Posted on October 13, 2022
Eric Pines from Authority Magazine asked me “What are the 5 things you wish someone had told you when you first started your career?” I’d like to share the lessons I learned over the years that might serve as a guide for you as well.
# 1: Cultivate the habit of reading.
It wasn’t until much later in my career that I fell in love with reading and learning. Through the encouragement of a mentor, I began reading to grow as a leader. This discipline has changed the way I process information and has given me an understanding of viewpoints I would never have considered. Reading a variety of books from multiple perspectives has allowed me to empower others who don’t think the way I do, but are equally, or in some cases, more effective than I am. One of our largest restructures as a company was fueled by a great book I read and shared with our team.
#2: Don’t fear endings
In looking back over my career and my life in general, I can see that I wasted time being afraid to bring tasks, projects, and sometime relationships to a healthy ending. At Penn-Mar, we had a line of business that needed to be closed and my growing understanding of necessary endings allowed me to pull the plug. This decision was greeted with much gratitude, as no one else was willing to stop trying to save something that was not worth saving. Rarely do endings come too soon.
#3: Lead with values instead of beliefs
As a strong, decisive leader, I also have very strong beliefs. Many times this has served me well and in most cases, it has served my leadership well. There have been some instances, however, where I came to understand that my strong beliefs could shut down conversation or offend someone who doesn’t share the same beliefs. So I am still learning to lead with my values, and our organizational values, which provides a better platform for considering multiple perspectives and for ultimately reaching better outcomes. Despite the political environment we find ourselves in, compromise is not a dirty word. And when we are discussing values, there is usually a better likelihood of finding common ground.
#4: Pay attention and attend to others especially when I really don’t want to.
As a leader with a touch of Attention Deficit Disorder, I tend to reach conclusions very quickly, sometimes before the person I am talking with has even finished talking. My wife has been my biggest cheerleader in helping me to stay attentive with a few timely kicks under the table. In all seriousness, my pace is not an excuse for ensuring respect and empathy in a conversation and I know I have hurt people by appearing rude or unengaged once I got what I thought I needed out of the conversation. In the role of leader, I am my best when my team is fully engaged. I share the responsibility of ensuring this and I have shared this weakness with my team and given them permission to call me out on this if necessary.
#5: Faith is a leadership weapon, not something to avoid or be afraid of.

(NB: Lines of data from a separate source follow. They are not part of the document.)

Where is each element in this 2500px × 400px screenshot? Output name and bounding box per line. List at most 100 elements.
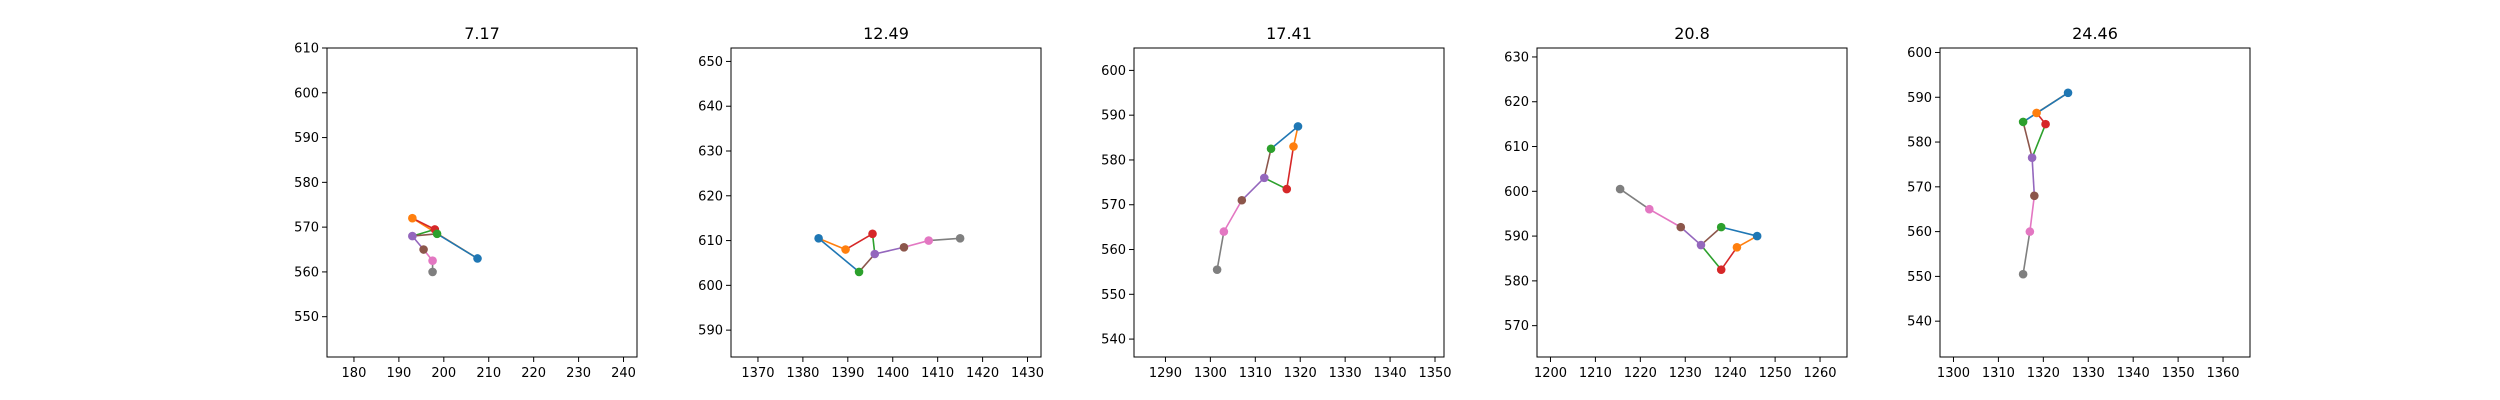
- keypoint-marker: [1289, 142, 1298, 151]
- y-tick-label: 650: [698, 55, 723, 70]
- x-tick-label: 1300: [1937, 366, 1970, 381]
- y-tick-label: 550: [1101, 288, 1126, 303]
- keypoint-marker: [1237, 195, 1247, 205]
- skeleton-edge: [818, 237, 846, 251]
- axes-frame: [1133, 47, 1445, 358]
- axes-frame: [730, 47, 1042, 358]
- x-tick-label: 1350: [1418, 366, 1451, 381]
- keypoint-marker: [1716, 265, 1726, 274]
- x-tick-label: 1430: [1011, 366, 1044, 381]
- x-tick-label: 1410: [921, 366, 954, 381]
- panel-title: 7.17: [464, 24, 500, 43]
- keypoint-marker: [1282, 184, 1292, 194]
- skeleton-edge: [1700, 244, 1722, 271]
- x-tick-label: 1260: [1803, 366, 1836, 381]
- keypoint-marker: [1752, 231, 1762, 241]
- skeleton-edge: [818, 237, 860, 273]
- x-tick-label: 1400: [876, 366, 909, 381]
- skeleton-edge: [1285, 146, 1295, 190]
- x-tick-label: 1310: [1239, 366, 1272, 381]
- y-tick-label: 590: [294, 131, 319, 146]
- x-tick-label: 200: [431, 366, 456, 381]
- keypoint-marker: [1212, 265, 1222, 274]
- skeleton-edge: [2022, 121, 2033, 158]
- y-tick-label: 600: [1907, 46, 1932, 61]
- panel-title: 17.41: [1266, 24, 1312, 43]
- keypoint-marker: [924, 236, 933, 245]
- skeleton-edge: [1648, 208, 1682, 228]
- panel-4: 20.8 1200 1210 1220 1230 1240 1250 1260 570 580 59…: [1504, 24, 1848, 381]
- x-tick-label: 1210: [1579, 366, 1612, 381]
- keypoint-marker: [2027, 153, 2037, 163]
- skeleton-edge: [1721, 226, 1758, 237]
- panel-1: 7.17 180 190 200 210 220 230 240 550 560 570 580 590…: [294, 24, 638, 381]
- panel-title: 20.8: [1674, 24, 1710, 43]
- x-tick-label: 1220: [1624, 366, 1657, 381]
- keypoint-marker: [1676, 222, 1686, 232]
- y-tick-label: 610: [698, 234, 723, 249]
- x-tick-label: 1350: [2162, 366, 2195, 381]
- y-tick-label: 620: [1504, 95, 1529, 110]
- x-tick-label: 240: [611, 366, 636, 381]
- y-tick-label: 570: [1907, 180, 1932, 195]
- skeleton-edge: [2031, 123, 2047, 159]
- skeleton-edge: [1263, 148, 1272, 179]
- y-tick-label: 560: [294, 265, 319, 280]
- x-tick-label: 1330: [1329, 366, 1362, 381]
- x-tick-label: 1340: [1374, 366, 1407, 381]
- keypoint-marker: [473, 254, 482, 263]
- keypoint-marker: [814, 234, 823, 243]
- y-tick-label: 550: [294, 310, 319, 325]
- x-tick-label: 1420: [966, 366, 999, 381]
- panel-title: 24.46: [2072, 24, 2118, 43]
- y-tick-label: 590: [1504, 230, 1529, 245]
- y-tick-label: 600: [294, 86, 319, 101]
- x-tick-label: 210: [476, 366, 501, 381]
- keypoint-marker: [1615, 184, 1625, 194]
- panel-2: 12.49 1370 1380 1390 1400 1410 1420 1430 590 600 6…: [698, 24, 1044, 381]
- keypoint-marker: [2018, 269, 2028, 279]
- y-tick-label: 590: [1101, 109, 1126, 124]
- skeleton-edge: [1619, 188, 1650, 210]
- keypoint-marker: [2032, 108, 2041, 118]
- keypoint-marker: [2063, 88, 2073, 98]
- y-tick-label: 580: [294, 176, 319, 191]
- keypoint-marker: [2030, 191, 2039, 201]
- keypoint-marker: [419, 245, 428, 254]
- axes-frame: [1536, 47, 1848, 358]
- skeleton-edge: [928, 237, 961, 242]
- keypoint-marker: [1696, 240, 1706, 250]
- keypoint-marker: [428, 267, 437, 277]
- y-tick-label: 590: [1907, 91, 1932, 106]
- x-tick-label: 1290: [1149, 366, 1182, 381]
- keypoint-marker: [1266, 144, 1276, 154]
- x-tick-label: 1360: [2206, 366, 2239, 381]
- keypoint-marker: [2041, 119, 2050, 129]
- y-tick-label: 610: [1504, 140, 1529, 155]
- skeleton-edge: [1241, 177, 1265, 201]
- skeleton-edge: [1720, 246, 1738, 271]
- keypoint-marker: [432, 229, 442, 239]
- y-tick-label: 610: [294, 42, 319, 57]
- panel-5: 24.46 1300 1310 1320 1330 1340 1350 1360 540 550 5…: [1907, 24, 2251, 381]
- x-tick-label: 1310: [1982, 366, 2015, 381]
- skeleton-edge: [1270, 125, 1299, 150]
- x-tick-label: 1300: [1194, 366, 1227, 381]
- x-tick-label: 1320: [2027, 366, 2060, 381]
- x-tick-label: 190: [386, 366, 411, 381]
- y-tick-label: 590: [698, 324, 723, 339]
- keypoint-marker: [2018, 117, 2028, 127]
- keypoint-marker: [868, 229, 877, 239]
- keypoint-marker: [870, 249, 880, 259]
- keypoint-marker: [1293, 122, 1303, 131]
- y-tick-label: 580: [1101, 153, 1126, 168]
- keypoint-marker: [955, 234, 965, 243]
- x-tick-label: 1370: [741, 366, 774, 381]
- y-tick-label: 600: [1504, 185, 1529, 200]
- keypoint-marker: [899, 242, 909, 252]
- skeleton-edge: [845, 233, 873, 251]
- y-tick-label: 620: [698, 189, 723, 204]
- x-tick-label: 180: [342, 366, 367, 381]
- keypoint-marker: [841, 245, 850, 254]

As a Christian, there is nothing more important to me than my faith. It took me a few years to figure out that there really is no separation between the Church Greg, the Home Greg and the Work Greg. Leadership is a calling, and within that calling, the power of my leadership has been fueled by my faith. Psalms 37:4 says, “Trust in the Lord and do good, dwell in the land and cultivate faithfulness.” While my faith is not to be expected or ever imposed upon others around me, I cannot be expected to abandon it when I go to work. In fact, it is what provides me the catalyst to do my work at the highest level. Cultivating faithfulness matters to me and is a help to others.
In my work at Penn-Mar, I have performed more funerals and counseled more people that I can count. In these vulnerable moments, my faith has allowed me to affirm the value and dignity of life for all those we support as well as our team members.